During the Discovery phase of a recent culture change project, one of the first people we spoke to was a staff-member, Sue, who we quickly identified as a potential plain language ‘champion’.
Sue had been working for the organisation for about a year. During that time, she’d often tried to encourage people to use plain language. But she’d found she wasn’t being heard or that her colleagues would politely ignore her suggestions. Sue had great skills and lots of enthusiasm — she just needed a little backing and influence to get her message across.
We knew Sue would make a perfect plain language champion — and she did! Once her organisation announced a focus on plain language, Sue’s enthusiasm for plain language suddenly made her an asset. You probably have more than one ‘Sue’ at your place.

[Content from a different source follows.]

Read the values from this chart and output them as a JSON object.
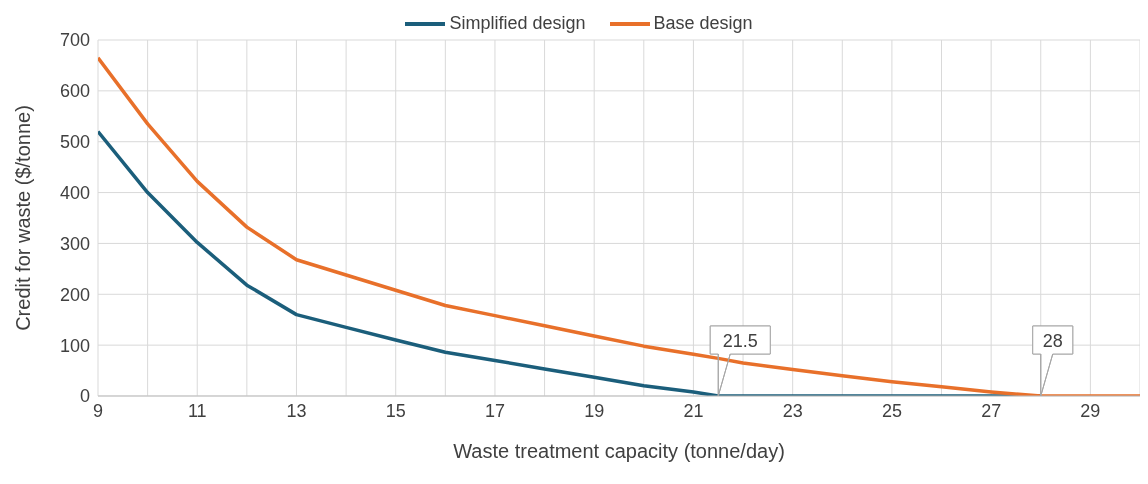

Finding the right people at the right time
Plain language champions are people who recognise the business benefits of using plain language and incorporate them into their own writing. And they’re generally willing to encourage colleagues to use plain language. But often, up until the Discovery phase, these people have felt alone on their clear-writing crusade.
Identifying potential champions early in a project, can be invaluable. Other champions will be identified from participants in training workshops, or by suggestions from managers.
What exactly does a plain language champion do?
Champions play a key part in supporting an organisation to embed clear communication into their culture. ‘Support’ is one of the components of our Rewrite for Change™ Model; the other main components are ‘Train’, ‘Expect’, and ‘Measure’.
During a change project, a plain language champion is expected to:
- recognise the business benefit of using plain language and be willing to help achieve a lasting change in writing culture
- understand the principles of plain language and incorporate them into their own writing
- work with a project leader in encouraging all staff, or an assigned group to use a plain language standard.
Being a plain language champion can be a fun, creative, and rewarding role. You’ll find a full job description for plain language champions in Rewrite: How to overcome daily sabotage of your brand and profit.
Champions are precious people in a culture change project. They’re positive and enthusiastic cheerleaders for your project, and play a key role in maintaining momentum and enthusiasm.